CHARMAP_ENCODINGS = [
    'latin-1',
    'sloppy-windows-1252',
    'macroman',
    'cp437',
    'sloppy-windows-1251',
]


def _build_regexes():
    """
    ENCODING_REGEXES contain reasonably fast ways to detect if we
    could represent a given string in a given encoding. The simplest one is
    the 'ascii' detector, which of course just determines if all characters
    are between U+0000 and U+007F.
    """
    # Define a regex that matches ASCII text.
    encoding_regexes = {'ascii': re.compile('^[\x00-\x7f]*$')}

    for encoding in CHARMAP_ENCODINGS:
        latin1table = ''.join(unichr(i) for i in range(128, 256))
        charlist = latin1table.encode('latin-1').decode(encoding)

        # Build a regex from the ASCII range, followed by the decodings of
        # bytes 0x80-0xff in this character set. (This uses the fact that all
        # regex special characters are ASCII, and therefore won't appear in the
        # string.)
        regex = '^[\x00-\x7f{0}]*$'.format(charlist)
        encoding_regexes[encoding] = re.compile(regex)
    return encoding_regexes
ENCODING_REGEXES = _build_regexes()


def possible_encoding(text, encoding):
    """
    Given text and a single-byte encoding, check whether that text could have
    been decoded from that single-byte encoding.

    In other words, check whether it can be encoded in that encoding, possibly
    sloppily.
    """
    return bool(ENCODING_REGEXES[encoding].match(text))

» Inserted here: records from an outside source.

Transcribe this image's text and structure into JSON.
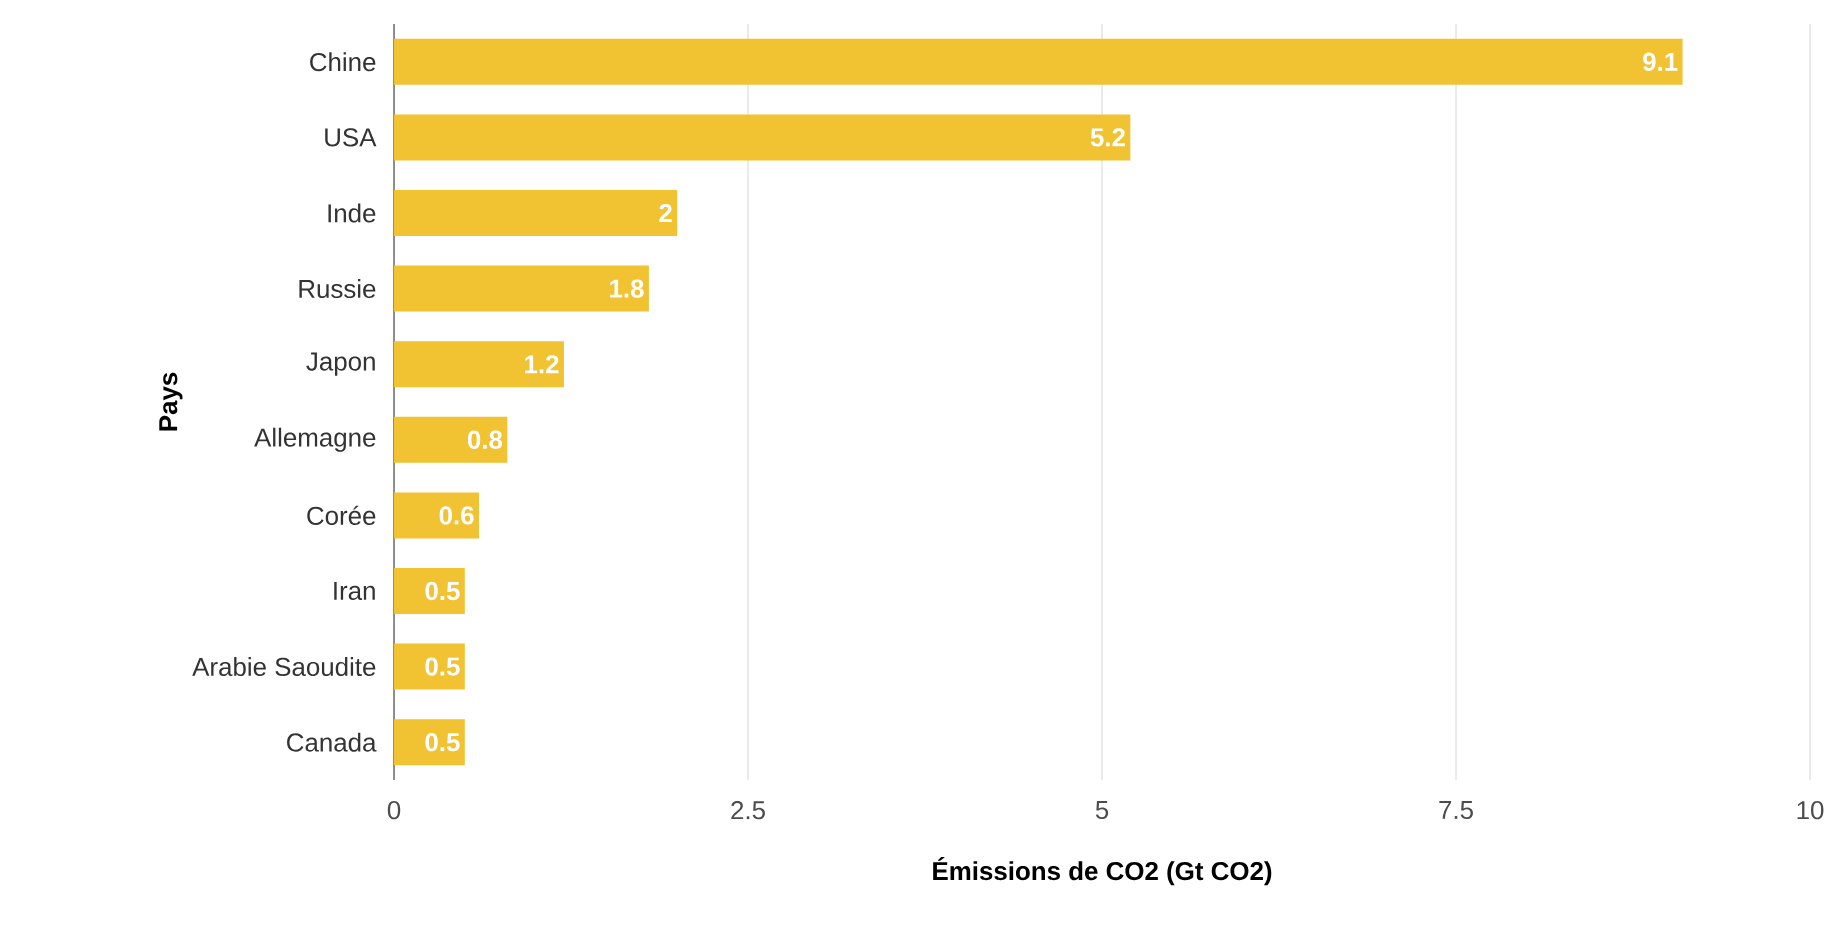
{
  "chart_data": {
    "type": "bar",
    "orientation": "horizontal",
    "xlabel": "Émissions de CO2 (Gt CO2)",
    "ylabel": "Pays",
    "categories": [
      "Chine",
      "USA",
      "Inde",
      "Russie",
      "Japon",
      "Allemagne",
      "Corée",
      "Iran",
      "Arabie Saoudite",
      "Canada"
    ],
    "values": [
      9.1,
      5.2,
      2,
      1.8,
      1.2,
      0.8,
      0.6,
      0.5,
      0.5,
      0.5
    ],
    "color": "#f1c232",
    "xlim": [
      0,
      10
    ],
    "xticks": [
      0,
      2.5,
      5,
      7.5,
      10
    ],
    "grid": "x",
    "data_labels": true
  }
}
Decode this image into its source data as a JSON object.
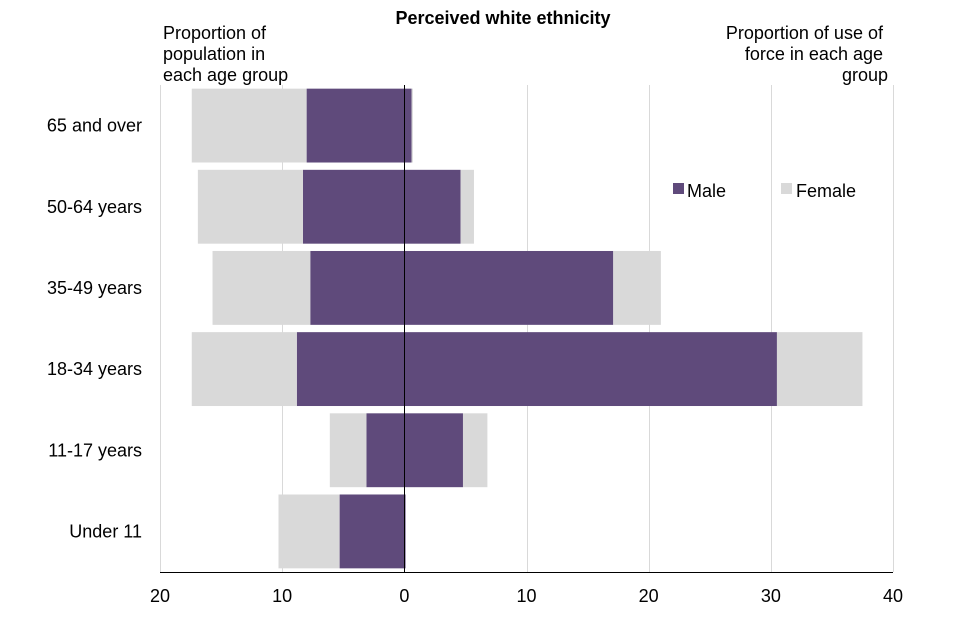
{
  "chart_data": {
    "type": "bar",
    "orientation": "horizontal-diverging",
    "title": "Perceived white ethnicity",
    "left_label": [
      "Proportion of",
      "population in",
      "each age group"
    ],
    "right_label": [
      "Proportion of use of",
      "force in each age",
      "group"
    ],
    "categories": [
      "65 and over",
      "50-64 years",
      "35-49 years",
      "18-34 years",
      "11-17 years",
      "Under 11"
    ],
    "xlim": [
      -20,
      40
    ],
    "xticks": [
      {
        "value": -20,
        "label": "20"
      },
      {
        "value": -10,
        "label": "10"
      },
      {
        "value": 0,
        "label": "0"
      },
      {
        "value": 10,
        "label": "10"
      },
      {
        "value": 20,
        "label": "20"
      },
      {
        "value": 30,
        "label": "30"
      },
      {
        "value": 40,
        "label": "40"
      }
    ],
    "grid": true,
    "legend": {
      "position": "top-right",
      "entries": [
        "Male",
        "Female"
      ]
    },
    "series": [
      {
        "name": "Population male",
        "side": "left",
        "legend": "Male",
        "color": "#5f4a7b",
        "values": [
          8.0,
          8.3,
          7.7,
          8.8,
          3.1,
          5.3
        ]
      },
      {
        "name": "Population female",
        "side": "left",
        "legend": "Female",
        "color": "#d9d9d9",
        "values": [
          9.4,
          8.6,
          8.0,
          8.6,
          3.0,
          5.0
        ]
      },
      {
        "name": "Use of force male",
        "side": "right",
        "legend": "Male",
        "color": "#5f4a7b",
        "values": [
          0.6,
          4.6,
          17.1,
          30.5,
          4.8,
          0.1
        ]
      },
      {
        "name": "Use of force female",
        "side": "right",
        "legend": "Female",
        "color": "#d9d9d9",
        "values": [
          0.1,
          1.1,
          3.9,
          7.0,
          2.0,
          0.0
        ]
      }
    ]
  }
}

CHAR_CLASS_STRING = zlib.decompress(
    resource_string(__name__, 'char_classes.dat')
).decode('ascii')

def chars_to_classes(string):
    """
    Convert each Unicode character to a letter indicating which of many
    classes it's in.

    See build_data.py for where this data comes from and what it means.
    """
    return string.translate(CHAR_CLASS_STRING)


# A translate mapping that will strip all C0 control characters except
# those that represent whitespace.
CONTROL_CHARS = {}
for i in range(32):
    CONTROL_CHARS[i] = None

# Map whitespace control characters to themselves.
for char in '\t\n\f\r':
    del CONTROL_CHARS[ord(char)]